A Estrela Bellatrix riu do cavaleiro e então o empurrou de leve com um dedo. Afrodite foi arrastado até atingir a parede com violência – metros e metros distante dela. Olhou para a jovem, estupefato, enquanto se levantava; ela sorria de modo suave e singelo, uma luz de doçura nos olhos.

- Nenhum de vocês poderão vencer a mim ou à minhas amigas enquanto não compreenderem o sentido da União e vocês Treze sejam como Um só, mesmo quando estão separados. Não poderão vencer nem o inimigo que virá antes dos Titãs se libertarem, o inimigo que virá tomar a Divindade de Athena e a Terra em troca do que quer que seja que ela queira de volta. – e então, aquela face singela sumiu. Dohko parecia ser o mais surpreso e foi o primeiro a manifestar-se.

- Quem é esse inimigo que virá antes dos Titãs? – ele segurou o braço de Rhamla, que o olhou um tanto surpresa.

No entanto, uma das jovens manifestou-se antes dela.
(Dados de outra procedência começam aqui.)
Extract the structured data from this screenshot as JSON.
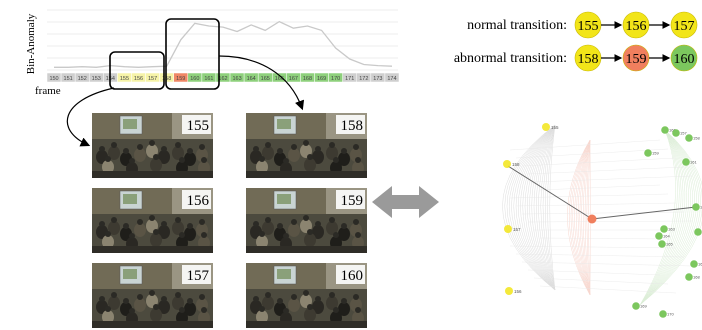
{
  "chart": {
    "ylabel": "Bin-Anomaly",
    "xlabel": "frame",
    "frames": [
      "150",
      "151",
      "152",
      "153",
      "154",
      "155",
      "156",
      "157",
      "158",
      "159",
      "160",
      "161",
      "162",
      "163",
      "164",
      "165",
      "166",
      "167",
      "168",
      "169",
      "170",
      "171",
      "172",
      "173",
      "174"
    ],
    "frame_colors": [
      "#cfcfcf",
      "#cfcfcf",
      "#cfcfcf",
      "#cfcfcf",
      "#cfcfcf",
      "#f6f3a8",
      "#f6f3a8",
      "#f6f3a8",
      "#f6f3a8",
      "#ef8766",
      "#8ed07c",
      "#8ed07c",
      "#8ed07c",
      "#8ed07c",
      "#8ed07c",
      "#8ed07c",
      "#8ed07c",
      "#8ed07c",
      "#8ed07c",
      "#8ed07c",
      "#8ed07c",
      "#cfcfcf",
      "#cfcfcf",
      "#cfcfcf",
      "#cfcfcf"
    ],
    "anomaly": [
      0.05,
      0.05,
      0.06,
      0.05,
      0.08,
      0.06,
      0.05,
      0.06,
      0.07,
      0.55,
      0.85,
      0.8,
      0.78,
      0.7,
      0.82,
      0.72,
      0.88,
      0.76,
      0.8,
      0.72,
      0.4,
      0.2,
      0.1,
      0.08,
      0.07
    ]
  },
  "legend": {
    "normal_label": "normal transition:",
    "normal_nodes": [
      {
        "label": "155",
        "color": "#f2e519"
      },
      {
        "label": "156",
        "color": "#f2e519"
      },
      {
        "label": "157",
        "color": "#f2e519"
      }
    ],
    "abnormal_label": "abnormal transition:",
    "abnormal_nodes": [
      {
        "label": "158",
        "color": "#f2e519"
      },
      {
        "label": "159",
        "color": "#f07f5e"
      },
      {
        "label": "160",
        "color": "#7cc75e"
      }
    ]
  },
  "frames_left": [
    "155",
    "156",
    "157"
  ],
  "frames_right": [
    "158",
    "159",
    "160"
  ],
  "network": {
    "yellow_labels": [
      "155",
      "158",
      "157",
      "156"
    ],
    "green_labels": [
      "160",
      "157",
      "158",
      "159",
      "161",
      "162",
      "163",
      "164",
      "165",
      "166",
      "167",
      "168",
      "169",
      "170"
    ]
  },
  "colors": {
    "yellow": "#f2e519",
    "orange": "#f07f5e",
    "green": "#7cc75e",
    "gray_arrow": "#9a9a9a"
  }
}
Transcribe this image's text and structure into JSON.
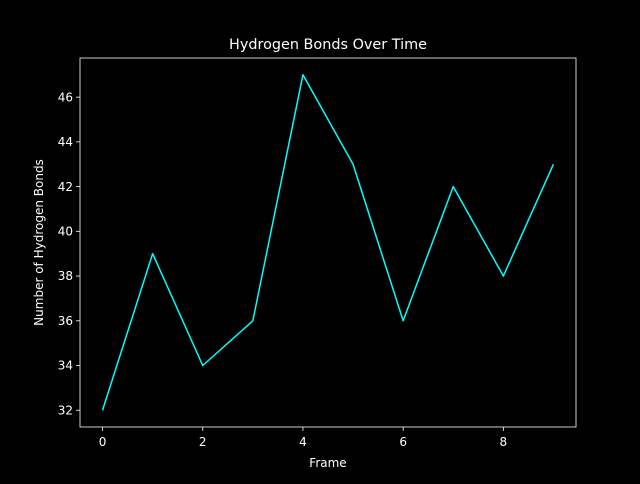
{
  "chart_data": {
    "type": "line",
    "title": "Hydrogen Bonds Over Time",
    "xlabel": "Frame",
    "ylabel": "Number of Hydrogen Bonds",
    "x": [
      0,
      1,
      2,
      3,
      4,
      5,
      6,
      7,
      8,
      9
    ],
    "series": [
      {
        "values": [
          32,
          39,
          34,
          36,
          47,
          43,
          36,
          42,
          38,
          43
        ],
        "color": "#00ffff"
      }
    ],
    "xlim": [
      -0.45,
      9.45
    ],
    "ylim": [
      31.25,
      47.75
    ],
    "xticks": [
      0,
      2,
      4,
      6,
      8
    ],
    "yticks": [
      32,
      34,
      36,
      38,
      40,
      42,
      44,
      46
    ],
    "grid": false,
    "legend": "none",
    "background": "#000000",
    "axes_color": "#ffffff"
  }
}
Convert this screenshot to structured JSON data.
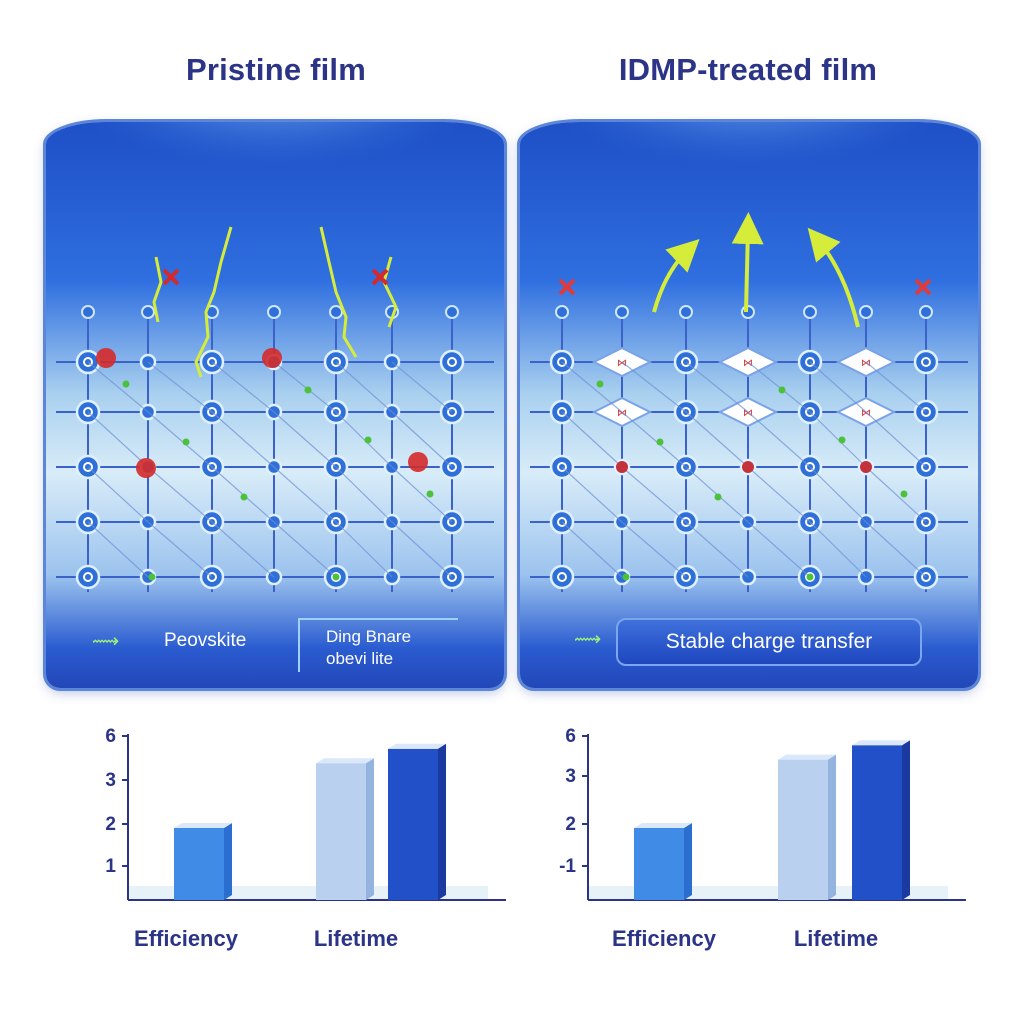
{
  "titles": {
    "left": "Pristine film",
    "right": "IDMP-treated film"
  },
  "left_panel": {
    "legend_label": "Peovskite",
    "defect_label_line1": "Ding Bnare",
    "defect_label_line2": "obevi lite"
  },
  "right_panel": {
    "legend_label": "Stable charge transfer"
  },
  "colors": {
    "title": "#2b3486",
    "panel_blue": "#2f6fe0",
    "node_blue": "#2e6fd8",
    "defect_red": "#d42a2a",
    "arrow_yellow_green": "#d6ec3a",
    "bar_light_blue": "#3f8be6",
    "bar_pale": "#b9d0ee",
    "bar_dark_blue": "#2250c8"
  },
  "chart_data": [
    {
      "type": "bar",
      "y_tick_labels": [
        "1",
        "2",
        "3",
        "6"
      ],
      "categories": [
        "Efficiency",
        "Lifetime"
      ],
      "series_values": [
        2.0,
        3.8,
        4.2
      ],
      "ylim": [
        0,
        5
      ]
    },
    {
      "type": "bar",
      "y_tick_labels": [
        "-1",
        "2",
        "3",
        "6"
      ],
      "categories": [
        "Efficiency",
        "Lifetime"
      ],
      "series_values": [
        2.0,
        3.9,
        4.3
      ],
      "ylim": [
        0,
        5
      ]
    }
  ]
}
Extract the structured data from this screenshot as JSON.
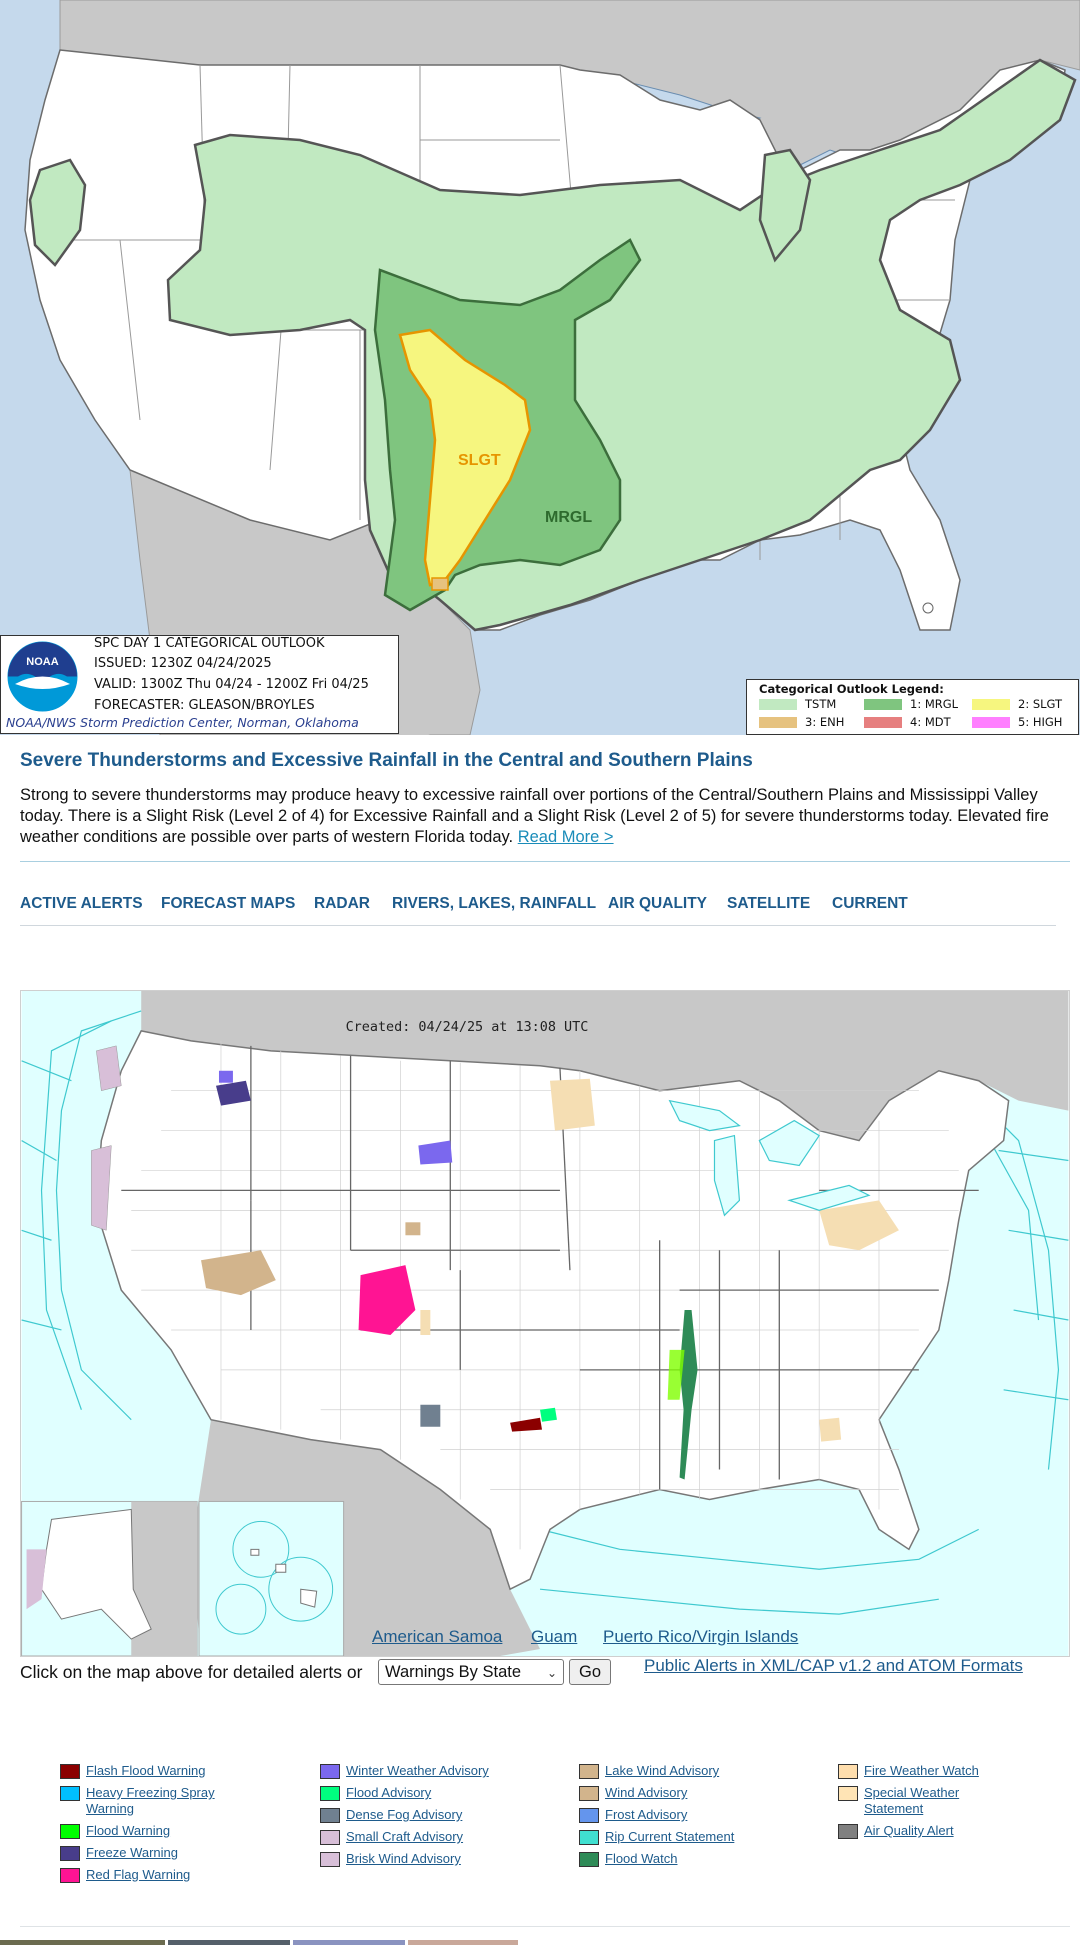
{
  "spc": {
    "logo_text": "NOAA",
    "title": "SPC DAY 1 CATEGORICAL OUTLOOK",
    "issued": "ISSUED: 1230Z 04/24/2025",
    "valid": "VALID: 1300Z Thu 04/24 - 1200Z Fri 04/25",
    "forecaster": "FORECASTER: GLEASON/BROYLES",
    "credit": "NOAA/NWS Storm Prediction Center, Norman, Oklahoma",
    "map_labels": {
      "slgt": "SLGT",
      "mrgl": "MRGL"
    },
    "legend": {
      "title": "Categorical Outlook Legend:",
      "items": [
        {
          "label": "TSTM",
          "color": "#c1e9c1"
        },
        {
          "label": "1: MRGL",
          "color": "#7fc57f"
        },
        {
          "label": "2: SLGT",
          "color": "#f6f67f"
        },
        {
          "label": "3: ENH",
          "color": "#e6c27f"
        },
        {
          "label": "4: MDT",
          "color": "#e67f7f"
        },
        {
          "label": "5: HIGH",
          "color": "#ff7fff"
        }
      ]
    }
  },
  "headline": {
    "title": "Severe Thunderstorms and Excessive Rainfall in the Central and Southern Plains",
    "summary": "Strong to severe thunderstorms may produce heavy to excessive rainfall over portions of the Central/Southern Plains and Mississippi Valley today. There is a Slight Risk (Level 2 of 4) for Excessive Rainfall and a Slight Risk (Level 2 of 5) for severe thunderstorms today. Elevated fire weather conditions are possible over parts of western Florida today.",
    "read_more": "Read More >"
  },
  "nav": {
    "items": [
      "ACTIVE ALERTS",
      "FORECAST MAPS",
      "RADAR",
      "RIVERS, LAKES, RAINFALL",
      "AIR QUALITY",
      "SATELLITE",
      "CURRENT"
    ]
  },
  "hazards_map": {
    "created": "Created: 04/24/25 at 13:08 UTC",
    "territory_links": [
      "American Samoa",
      "Guam",
      "Puerto Rico/Virgin Islands"
    ]
  },
  "controls": {
    "click_text": "Click on the map above for detailed alerts or",
    "select_value": "Warnings By State",
    "go_label": "Go",
    "cap_link": "Public Alerts in XML/CAP v1.2 and ATOM Formats"
  },
  "legend_columns": [
    [
      {
        "label": "Flash Flood Warning",
        "color": "#8b0000"
      },
      {
        "label": "Heavy Freezing Spray Warning",
        "color": "#00bfff"
      },
      {
        "label": "Flood Warning",
        "color": "#00ff00"
      },
      {
        "label": "Freeze Warning",
        "color": "#483d8b"
      },
      {
        "label": "Red Flag Warning",
        "color": "#ff1493"
      }
    ],
    [
      {
        "label": "Winter Weather Advisory",
        "color": "#7b68ee"
      },
      {
        "label": "Flood Advisory",
        "color": "#00ff7f"
      },
      {
        "label": "Dense Fog Advisory",
        "color": "#708090"
      },
      {
        "label": "Small Craft Advisory",
        "color": "#d8bfd8"
      },
      {
        "label": "Brisk Wind Advisory",
        "color": "#d8bfd8"
      }
    ],
    [
      {
        "label": "Lake Wind Advisory",
        "color": "#d2b48c"
      },
      {
        "label": "Wind Advisory",
        "color": "#d2b48c"
      },
      {
        "label": "Frost Advisory",
        "color": "#6495ed"
      },
      {
        "label": "Rip Current Statement",
        "color": "#40e0d0"
      },
      {
        "label": "Flood Watch",
        "color": "#2e8b57"
      }
    ],
    [
      {
        "label": "Fire Weather Watch",
        "color": "#ffdead"
      },
      {
        "label": "Special Weather Statement",
        "color": "#ffe4b5"
      },
      {
        "label": "Air Quality Alert",
        "color": "#808080"
      }
    ]
  ]
}
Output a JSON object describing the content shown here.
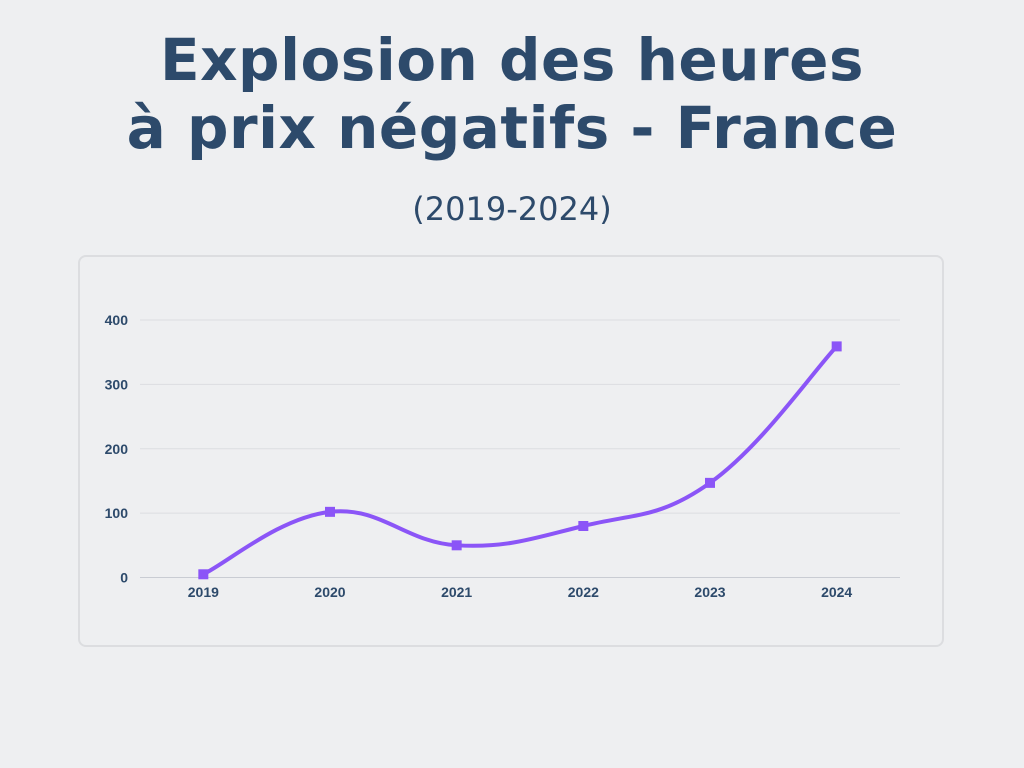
{
  "chart_data": {
    "type": "line",
    "title": "Explosion des heures à prix négatifs - France",
    "title_lines": [
      "Explosion des heures",
      "à prix négatifs - France"
    ],
    "subtitle": "(2019-2024)",
    "categories": [
      "2019",
      "2020",
      "2021",
      "2022",
      "2023",
      "2024"
    ],
    "series": [
      {
        "values": [
          5,
          102,
          50,
          80,
          147,
          359
        ],
        "color": "#8b55f7"
      }
    ],
    "ylim": [
      0,
      400
    ],
    "yticks": [
      "0",
      "100",
      "200",
      "300",
      "400"
    ],
    "grid": true,
    "smooth": true,
    "marker": "square"
  }
}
- Só saberão o nome desse inimigo quando os Treze forem como Um só. – ela tirou a capa e o manto. Sua armadura possuía desenhos que lembravam uma balança, e uma espada longa de dois gumes estava pendurada em sua cintura. Seus olhos estavam vendados, e seu cabelo caía liso e vermelho até a cintura. – Meu nome é Daima, a Estrela Al Na'ir, a juíza de Selene. – em seguida virou seu rosto para Kanon, cuja sensação ao olhá-la era de que ela era capaz de ver no mais profundo de seu coração, mesmo vendada.

- Mas... – Dohko ainda tentou arrancar algo, mas outra jovem, a mais baixa de todas, manifestou-se.

- Por favor, Dohko. Confie em nós. – ela tirou a capa e o manto, e o rosto era o de uma menina de no máximo dezesseis anos. O cabelo era negro e ia até os ombros, preso em diversas tranças. Os olhos eram duas safiras, com as pupilas brancas em forma de estrelas, e as orelhas pontudas. Sua armadura tinha um brilho azulado, com desenhos que lembravam flores com fadas brincando entre elas. Suas armas eram agulhas que as proteções dos braços atiravam. – Sou Ayperi, a Estrela Altair, a curadora de Selene. – Aiolia sentia-a cheia de paciência, e, por um instante, não entendeu como alguém podia ter tanta paciência. Era impossível.

Dohko soltou o braço de Rhamla e afastou-se. Suspirou, fechando os olhos, desejando que, ao abri-los, estivesse acordando de algo que pairava entre o sonho e o pesadelo, descobrindo que tinha bebido demais durante a Ceia e dormira com a cabeça no prato, como ocorrera na Ceia de Natal.

No entanto, sentiu uma mão suave em seu ombro, e ao abrir os olhos, encontrou uma das Estrelas sorrindo-lhe suavemente.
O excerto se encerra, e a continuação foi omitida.